A film about Wilco
As someone who has always had a great appreciation of music but little understanding of how great music is created, I've always been fascinated by anything that offers a look behind the scenes of the creation of an album. I've also been disappointed by them since, by and large, any films or TV programmes that offer to take people behind the curtain and show them how music is created are usually overly reverential puff pieces that want to sell the record, rather than offer any real insight.
I Am Trying To Break Your Heart is not such a film, though I suspect that it probably started out as one. Photographer Sam Jones asked the band as they prepared to enter the studio to record their 4th album - which would ultimately become Yankee Hotel Foxtrot - if he could film them during the creation of the album. The band agreed and Jones began filming, unaware that he and his cameras would be party to one of the most turbulent times in the band's career as their drummer, Ken Coomer, and multi-instrumentalist Jay Bennett left the group, and the band were dropped by Reprise after completing the album.
Jones' camera captures all the high and low points of the band during this period, showing both the elation they feel when performing and when they complete a track and the tensions between the band-members and the emotional strain it puts on Jeff Tweedy, the migraine-plagued lead singer. The key relationship in the film is that between Tweedy and Bennett and, prior to his departure, we get ample opportunity to see how they work together. The scenes of them in the studio have a real tension to them as the differing approaches of the two men to their music come into conflict, with Bennett stressing the importance of trying differing things and working on individual tracks and Tweedy just wanting problems "fixed" and being more concerned with the overall concept of the album.

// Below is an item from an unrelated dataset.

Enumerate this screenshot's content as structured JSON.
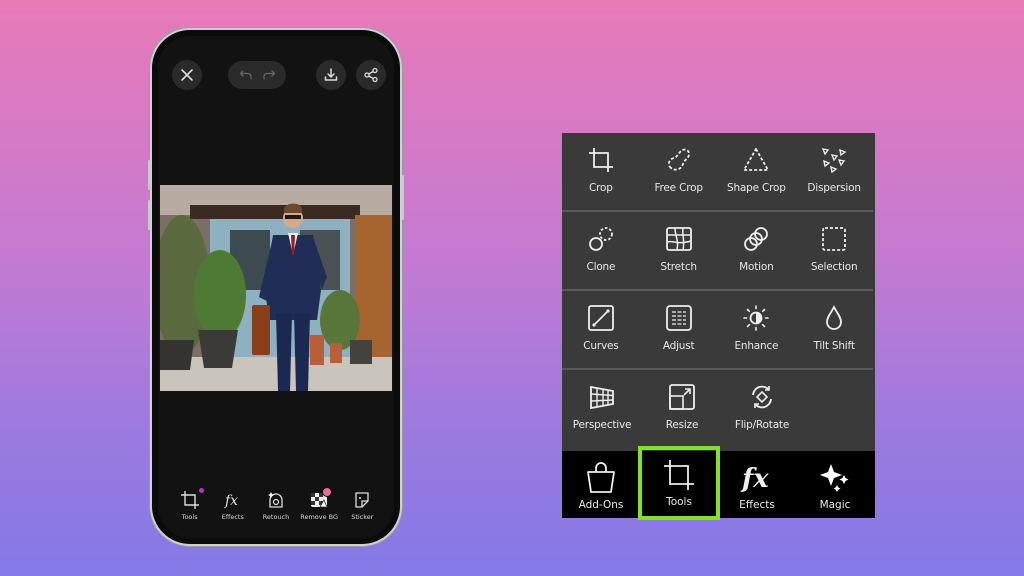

The film conveys the dynamics of the group very nicely - reductive summary: Jeff's the boss - and the departure of Bennett from the band is the emotional lynchpin of the entire film as we bear witness to the collapse of a professional relationship and a friendship in unsparing detail. The scenes have the raw, uncomfortable aura of a fight at a party, with the other band members at the sidelines, unwilling to participate. It's hard not to paint Tweedy as the villain in the situation since he is the one who decides that Bennett should no longer be in the band, but the film does at least provide a sense of context for their prior relationship and gives us enough of an insight into Tweedy as a person that he does not come out as the devil incarnate.
Aside from the band politics, Jones also documents the the relationship between bands and record labels, as well as the absurdities that can arise. We are shown meetings between Wilco's management and the label, as well as interviews with the previous head of the label, in order to illustrate two differing styles of management in the music industry; the old executive says that he would never drop a band like Wilco because of their acclaim and their dedicated fanbase, and the current executive decides to drop Wilco because their previous albums had not sold to expectations. It's not a new point for the film to make, but it's one of the more concise examples of that mentality that I've ever seen. The film ends with a brilliant illustration of the quaint madness of the music industry as Wilco are signed to Nonesuch Records, a label which, like Reprise, are part of Warner Music Group, prompting a member of the band to quip that Warner hated the album so much they paid for it twice.
I Am Trying To Break Your Heart is a hugely accomplished documentary that will appeal most to Wilco fans, since they are the focus and because there's plenty of live performances in there, but anyone who loves music and wants to know more about how bands operate, both as a unit and with labels, will find a lot to like in it. It's the most insightful and unblinking depiction of a band in crisis since the Maysles brothers' Gimmer Shelter.